The Cristal Lab, created from the beginning, is the moment to get an overview of the latest trends and developments in the industry, and is a meeting place for European and international specialists. It consists of debates, Keynote speaker conferences, and workshops. The Cristal Lab is also a place used for business and creative exchanges.

== Awards ==
The Cristal Festival is a 5-day competition where creativity in the advertising world is rewarded & highlighted. A President of the Festival is appointed every year.

Here are some of the previous presidents:

– 2010 : Mark Tutssel, Chief Creative Officer – Leo Burnett Worldwide

– 2009 : David Jones, Global CEO – Havas Worldwide

– 2007 : Howard Draft – Chairman & CEO – Draftfcb Worldwide

– 2006 : Kevin Roberts – CEO – Saatchi & Saatchi Worldwide

11 prizes are awarded by several juries composed of advertising professionals and advertisers.
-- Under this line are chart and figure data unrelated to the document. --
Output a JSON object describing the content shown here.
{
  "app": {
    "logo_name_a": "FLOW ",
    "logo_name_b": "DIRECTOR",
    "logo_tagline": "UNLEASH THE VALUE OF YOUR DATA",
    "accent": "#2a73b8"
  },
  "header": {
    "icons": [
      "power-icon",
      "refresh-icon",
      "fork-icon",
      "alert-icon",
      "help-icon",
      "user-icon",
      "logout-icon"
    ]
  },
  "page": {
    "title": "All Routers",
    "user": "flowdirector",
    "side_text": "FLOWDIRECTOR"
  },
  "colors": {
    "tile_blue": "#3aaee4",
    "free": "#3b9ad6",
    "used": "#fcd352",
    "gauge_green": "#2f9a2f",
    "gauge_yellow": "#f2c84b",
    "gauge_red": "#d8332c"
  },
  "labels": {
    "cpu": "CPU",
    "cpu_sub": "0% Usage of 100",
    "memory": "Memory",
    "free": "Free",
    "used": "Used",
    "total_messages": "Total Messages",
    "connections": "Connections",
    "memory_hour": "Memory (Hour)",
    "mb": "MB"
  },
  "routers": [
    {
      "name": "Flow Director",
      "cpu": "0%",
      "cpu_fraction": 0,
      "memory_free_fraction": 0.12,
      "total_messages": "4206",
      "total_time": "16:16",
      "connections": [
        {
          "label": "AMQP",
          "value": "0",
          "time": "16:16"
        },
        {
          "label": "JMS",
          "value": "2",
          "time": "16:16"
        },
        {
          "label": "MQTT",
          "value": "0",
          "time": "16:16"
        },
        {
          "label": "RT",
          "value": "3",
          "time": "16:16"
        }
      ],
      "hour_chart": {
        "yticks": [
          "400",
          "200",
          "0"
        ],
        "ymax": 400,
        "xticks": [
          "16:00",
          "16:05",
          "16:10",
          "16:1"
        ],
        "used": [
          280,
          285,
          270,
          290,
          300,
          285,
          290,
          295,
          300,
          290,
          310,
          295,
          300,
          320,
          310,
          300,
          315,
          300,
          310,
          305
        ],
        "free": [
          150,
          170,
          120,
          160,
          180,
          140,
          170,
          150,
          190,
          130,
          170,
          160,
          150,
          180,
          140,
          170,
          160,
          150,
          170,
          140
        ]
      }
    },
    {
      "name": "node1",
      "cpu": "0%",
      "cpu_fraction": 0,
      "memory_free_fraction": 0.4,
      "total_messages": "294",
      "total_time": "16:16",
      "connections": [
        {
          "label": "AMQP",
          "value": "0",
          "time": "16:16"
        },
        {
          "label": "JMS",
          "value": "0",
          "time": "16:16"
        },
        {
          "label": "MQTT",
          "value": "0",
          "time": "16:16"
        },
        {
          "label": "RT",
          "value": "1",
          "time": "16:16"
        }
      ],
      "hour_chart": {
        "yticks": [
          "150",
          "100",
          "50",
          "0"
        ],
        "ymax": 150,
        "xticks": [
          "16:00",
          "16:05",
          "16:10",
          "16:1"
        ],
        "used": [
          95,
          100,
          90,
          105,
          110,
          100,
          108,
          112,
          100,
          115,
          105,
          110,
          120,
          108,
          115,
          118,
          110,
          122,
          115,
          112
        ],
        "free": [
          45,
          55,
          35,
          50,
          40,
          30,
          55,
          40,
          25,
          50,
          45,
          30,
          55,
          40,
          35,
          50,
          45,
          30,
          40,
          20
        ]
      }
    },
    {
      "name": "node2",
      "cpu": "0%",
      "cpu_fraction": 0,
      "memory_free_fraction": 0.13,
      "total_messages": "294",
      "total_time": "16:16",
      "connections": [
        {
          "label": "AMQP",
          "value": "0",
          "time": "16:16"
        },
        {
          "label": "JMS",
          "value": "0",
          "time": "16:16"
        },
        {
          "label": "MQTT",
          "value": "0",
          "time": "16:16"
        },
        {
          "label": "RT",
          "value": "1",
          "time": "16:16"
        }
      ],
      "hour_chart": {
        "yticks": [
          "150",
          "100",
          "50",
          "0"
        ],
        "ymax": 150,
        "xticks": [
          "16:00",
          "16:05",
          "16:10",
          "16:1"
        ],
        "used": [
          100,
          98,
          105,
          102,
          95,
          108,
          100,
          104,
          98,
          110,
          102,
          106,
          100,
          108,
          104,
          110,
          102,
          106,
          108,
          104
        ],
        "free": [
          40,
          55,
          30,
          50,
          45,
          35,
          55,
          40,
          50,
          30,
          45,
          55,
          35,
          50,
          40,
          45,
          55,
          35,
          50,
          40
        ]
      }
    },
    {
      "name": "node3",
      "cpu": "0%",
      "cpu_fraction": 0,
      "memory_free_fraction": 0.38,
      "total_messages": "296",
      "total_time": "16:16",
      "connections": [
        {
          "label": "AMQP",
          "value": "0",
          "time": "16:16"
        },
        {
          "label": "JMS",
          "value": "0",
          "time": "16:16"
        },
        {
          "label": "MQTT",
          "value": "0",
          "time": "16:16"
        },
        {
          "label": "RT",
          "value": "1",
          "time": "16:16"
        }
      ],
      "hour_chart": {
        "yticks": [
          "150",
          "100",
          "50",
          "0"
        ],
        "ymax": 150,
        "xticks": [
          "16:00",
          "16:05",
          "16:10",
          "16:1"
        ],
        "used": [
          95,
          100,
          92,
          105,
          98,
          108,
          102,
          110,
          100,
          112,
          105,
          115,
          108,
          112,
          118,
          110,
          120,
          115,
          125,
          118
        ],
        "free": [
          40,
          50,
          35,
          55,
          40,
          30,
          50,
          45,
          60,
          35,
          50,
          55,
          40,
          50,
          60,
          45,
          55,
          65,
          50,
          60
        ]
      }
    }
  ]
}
Prizes are awarded to advertising agencies, producers, and advertisers. They have to come from European countries.

Each of the following prizes includes a Cristal (product categories) and a Grand Cristal, independent of the category.
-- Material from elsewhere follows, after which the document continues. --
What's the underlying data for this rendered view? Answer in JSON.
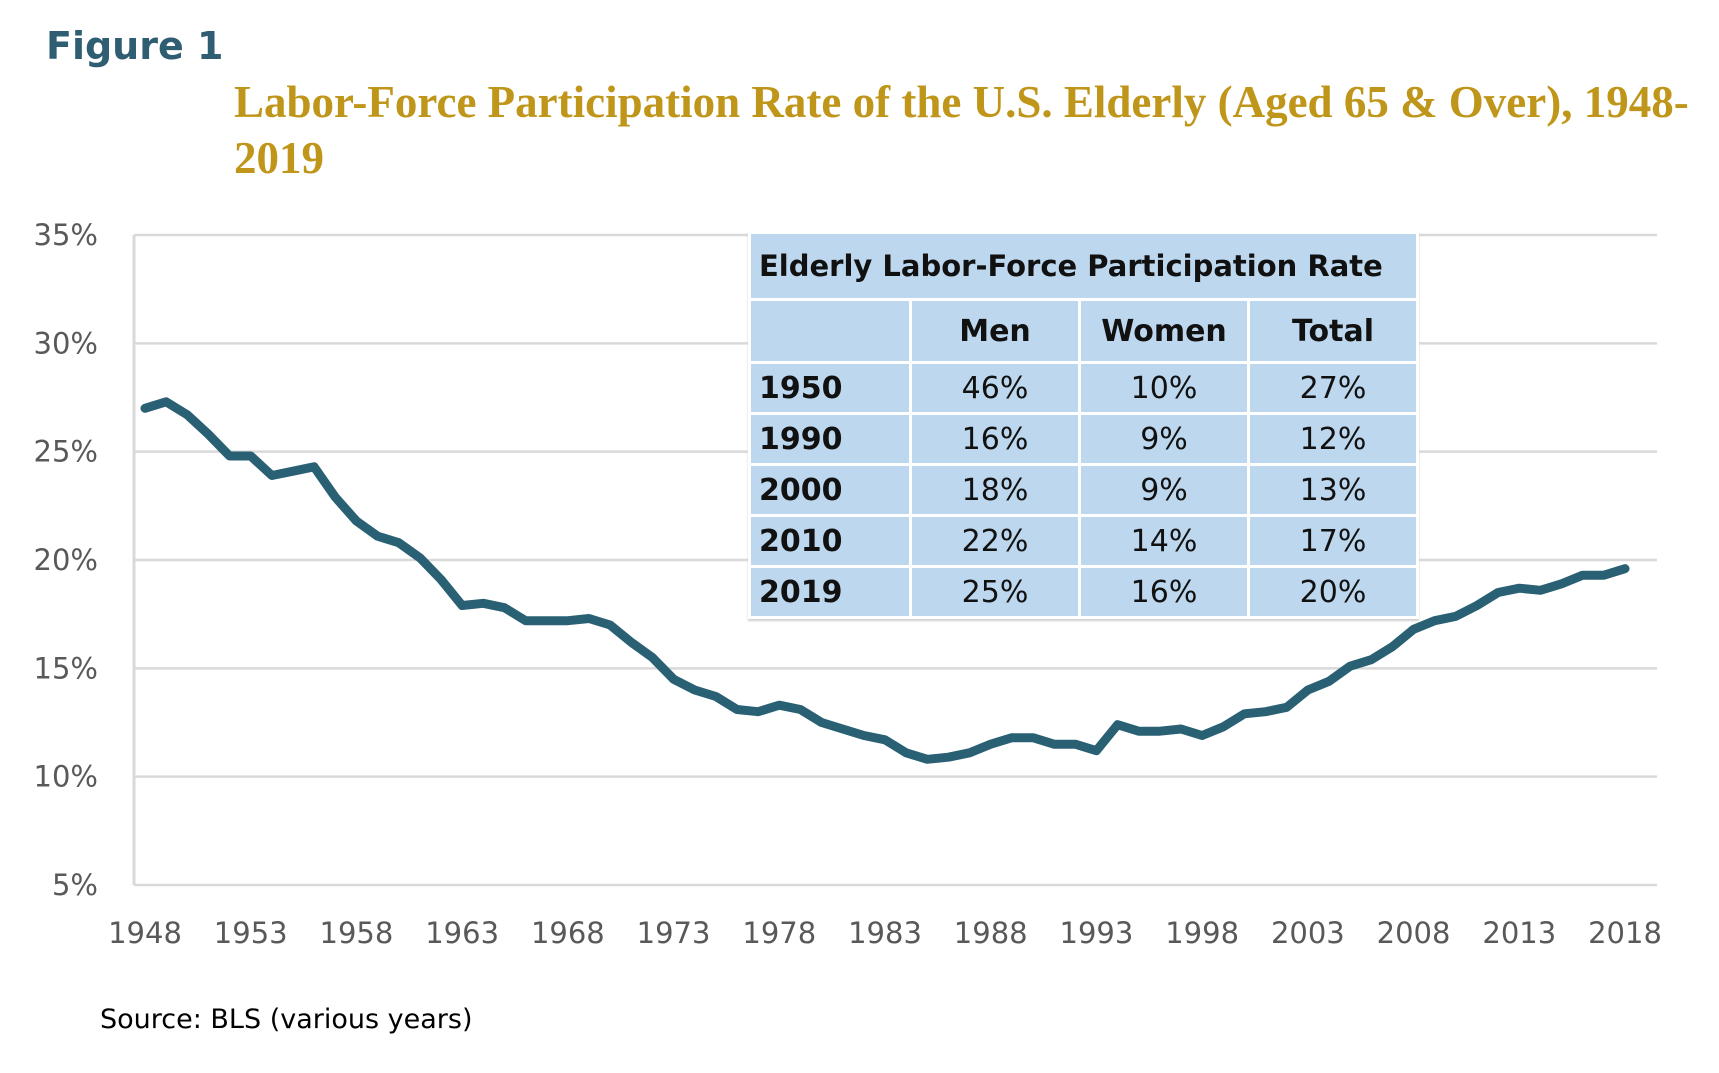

The Film and Radio Cristals. In 2010, the Jury President of both prizes was Olivier Altmann, Chief Creative Officer at Publicis Worldwide

The International Production Cristal. In 2010, the president of the jury was James Covill, executive producer at Grey London

The Outdoor, Press and Print Craft Cristals. In 2010, the Jury President was Paul Smith, Regional Creative Director EAME at Ogilvy & Mather

The Media Cristal awards the success of a media strategy. In 2010, the Jury President was Mauricio Sabogal, Worldwide Managing Director at Initiative, and President at Mediabrands Latin America

The Integrated and Brand Content Cristals. In 2010, the jury president was Tom O’Keefe, Executive Creative Director at Draftfcb North America

The Consumer Marketing Cristal Prize involves different product categories, such as Client Loyalty, Marketing Action to Premium Client, and Technologic Innovation. In 2010, the jury president was Daniel Morel, Chairman & CEO at Wunderman

The Digital & Mobile Cristal rewards creativity in online campaigns. Indeed, this prize rewards 25 categories such as Home Page Customization or Viral Film. In 2010, the Jury President was Fernanda Romano, Global Creative Director of Digital & Experiential at Euro RSCG

Each year, several people have been awarded the Cristal of Honour during the festival, such as Bryan Buckley, director at Hungry Man USA, who is particularly known for creating Super Bowl classics.